Scratch. Steve Himmer
about her son or some other part of her life beyond this project, anything to turn the conversation away from himself and to find out more about her. But the half-formed question on the tip of his tongue is interrupted by the rumble of vehicles bumping onto the shoulder between the site and the road.
Members of the crew begin arriving in heavy trucks with doors that don’t match. The bulldozer operator rumbles up on the motorcycle he assembled himself from spare parts, or so Martin has heard. The crew is still small at the moment, just enough men run an excavator, a bulldozer, and a dump truck; this is their first day on the site, replacing the tree crew who finished on Friday.
The men park in the mud along the edge of the road, and Alison walks toward them, leaving Martin behind by the trailer. He watches as she speaks and gestures to the crew, giving instructions or telling a story, but he can’t make out what she’s saying over the chaos of further arrivals.
A shiny silver food truck parks on the soft shoulder, and its wall swings open in a burst of white steam. The crew crowds around to buy coffee, cigarettes, and pastries with no particular flavor. Construction on this scale doesn’t take place in these parts too often, so there isn’t much need for such a truck, but when one of the local farmers heard Martin’s plans in town meeting he took out a loan and bought it. He’s hoping this development will lead to more building in the near future, and his glistening steel gamble will pay for itself the way his farm hasn’t in so many years, the way his ancestors supplemented their farming with maple syrup and logging and furs, the way some of his neighbors craft handmade authentic antiques in their barns after dark and the way their grandfathers did, too.
The men mill around in the mud, smoking over foam cups of coffee. They greet Martin with nods and grunts and the occasional word, polite but impersonal. He tells the first few good morning, then tilts his head to the rest, suddenly exhausted and struggling to keep his eyes open. He was flush with adrenaline when he walked out of the woods but he’s coming down fast and all of his aches are turning to throbs and his clarity is becoming a cloud. The cuts sting again, Gil’s ointment and whiskey both wearing off, and he absentmindedly holds the buttons of his shirt away from his chest as if it’s the pressure of the fabric causing him pain. The skin he kept dry in the shower didn’t get washed, and now that the rest of his body is clean the itching in that area has grown even worse.
He feels every bruise as a weight on his body, as a tightness under his ribs, and he stretches his arms up behind his head to expand his lungs and relieve the pressure. He doesn’t feel like himself; he’s aware of muscles he doesn’t recall being aware of before, only noticing them now because they’re so sore. His head swirls with the flotsam and jetsam of exhaustion, images and phrases rising to the surface of his mind without order or purpose, as if they aren’t coming from Martin at all but are bubbling up from somewhere else.
His struggle may sound familiar, his mind and his body at odds for control. That’s probably about how you’re feeling right now in your borrowed coyote, pestering you with its canine urges and heightened senses. Wearing a new body is always a change. It takes time to get the sense of your shape.
A long time ago, before even the oldest tree rings in this forest had formed and the great-grandparents of today’s oldest trunks hadn’t grown, I had no shape at all. I hadn’t yet learned I could take one as I drifted across the still unseeded ground.
Drifted isn’t quite right—that sounds as if I was moving and I never moved, I never came and never went, because without a body to limit my range I was everywhere in these woods all at once.

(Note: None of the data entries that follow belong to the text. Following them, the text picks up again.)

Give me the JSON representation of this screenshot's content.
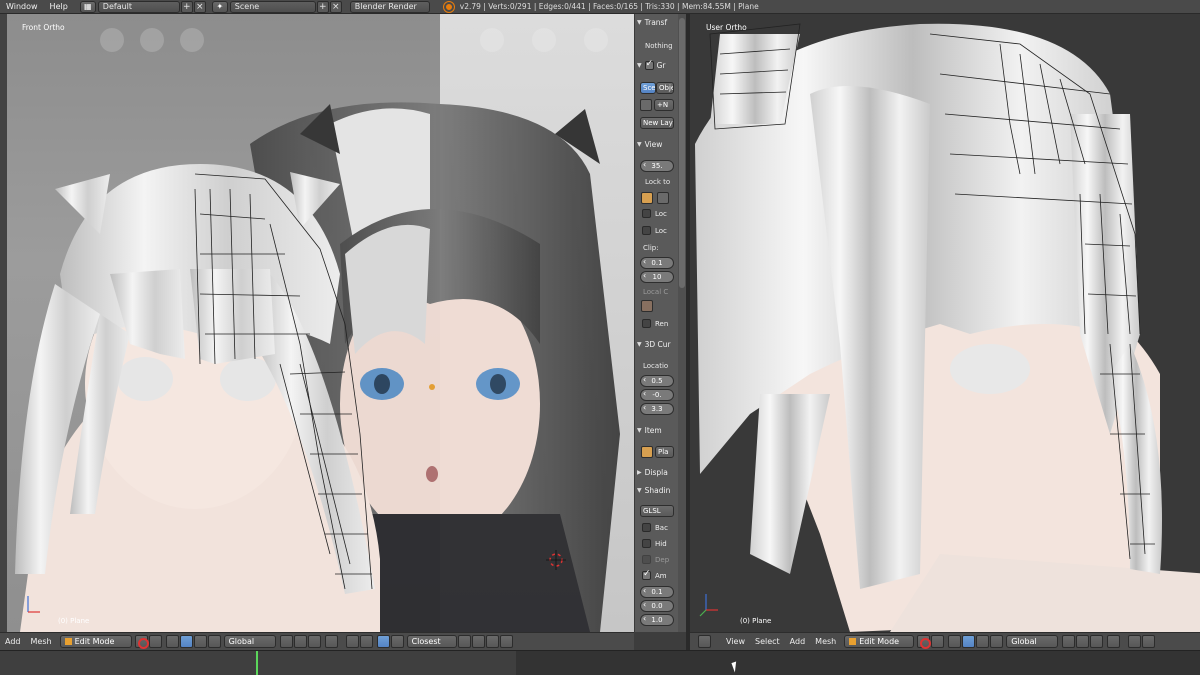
{
  "topbar": {
    "menu_window": "Window",
    "menu_help": "Help",
    "screen_layout": "Default",
    "scene": "Scene",
    "render_engine": "Blender Render",
    "stats": "v2.79 | Verts:0/291 | Edges:0/441 | Faces:0/165 | Tris:330 | Mem:84.55M | Plane"
  },
  "left_viewport": {
    "view_label": "Front Ortho",
    "object_label": "(0) Plane"
  },
  "right_viewport": {
    "view_label": "User Ortho",
    "object_label": "(0) Plane"
  },
  "npanel": {
    "transform_header": "Transf",
    "nothing_text": "Nothing",
    "grease_header": "Gr",
    "scene_btn": "Sce",
    "object_btn": "Obje",
    "new_layer_btn": "New Lay",
    "view_header": "View",
    "lens_value": "35.",
    "lock_to_label": "Lock to",
    "lock_cursor_label": "Loc",
    "lock_camera_label": "Loc",
    "clip_label": "Clip:",
    "clip_start": "0.1",
    "clip_end": "10",
    "local_camera_label": "Local C",
    "render_border_label": "Ren",
    "cursor_header": "3D Cur",
    "location_label": "Locatio",
    "loc_x": "0.5",
    "loc_y": "-0.",
    "loc_z": "3.3",
    "item_header": "Item",
    "item_name": "Pla",
    "display_header": "Displa",
    "shading_header": "Shadin",
    "shading_mode": "GLSL",
    "backface_label": "Bac",
    "hidden_wire_label": "Hid",
    "depth_label": "Dep",
    "ambient_label": "Am",
    "val_1": "0.1",
    "val_2": "0.0",
    "val_3": "1.0"
  },
  "left_header": {
    "menu_add": "Add",
    "menu_mesh": "Mesh",
    "mode": "Edit Mode",
    "orientation": "Global",
    "snap": "Closest"
  },
  "right_header": {
    "menu_view": "View",
    "menu_select": "Select",
    "menu_add": "Add",
    "menu_mesh": "Mesh",
    "mode": "Edit Mode",
    "orientation": "Global"
  }
}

I occupied no space so I wasn’t limited by the size I took up in the world. I watched the first saplings grow, and the first humming insects rattle their wings before lifting off into the air, and I wondered how it must feel to be one of them. So I squeezed myself into the hard-shelled shape of a beetle and suddenly the world became smaller. After knowing everything there was to know in these woods, the grand scope of time and the intricacies of how each life and death fit together with every other from one year to the next, I became a finite, miniscule part. And I was shocked at how complicated the world can appear from that angle—I’d expected the opposite, that the confines of a limited life would be boring, constrictive, but the forest was as rich through the eyes of a beetle as it had ever been when I could see the whole world at once.
I didn’t stay in that first insect body for long; the compression of my consciousness was too shocking. But over time, across what you might measure out in millennia, I became more adept. I wasn’t as startled by how the world shifted from species to species. I grew used to having a body, any body, and it’s been ages now since I spent very much time in the shapelessness of myself.
I knew, before, what all the animals and trees in these woods were thinking, but I knew it the way you know the sky is up there and the ground is down here; I took all those momentary lives and flickering thoughts for granted, but when I put myself into that beetle—and the oak trees and foxes that followed—each individual life in the forest became a story I needed to know. And I needed to know each of them in their own voice. I’ve had a long time to listen to the stories of creatures you may not know ever existed. And that collection is the closest thing I have to a tale of my own—all those borrowed shapes and borrowed stories, one after the other, lives piled upon lives, almost add up to a shape that is mine.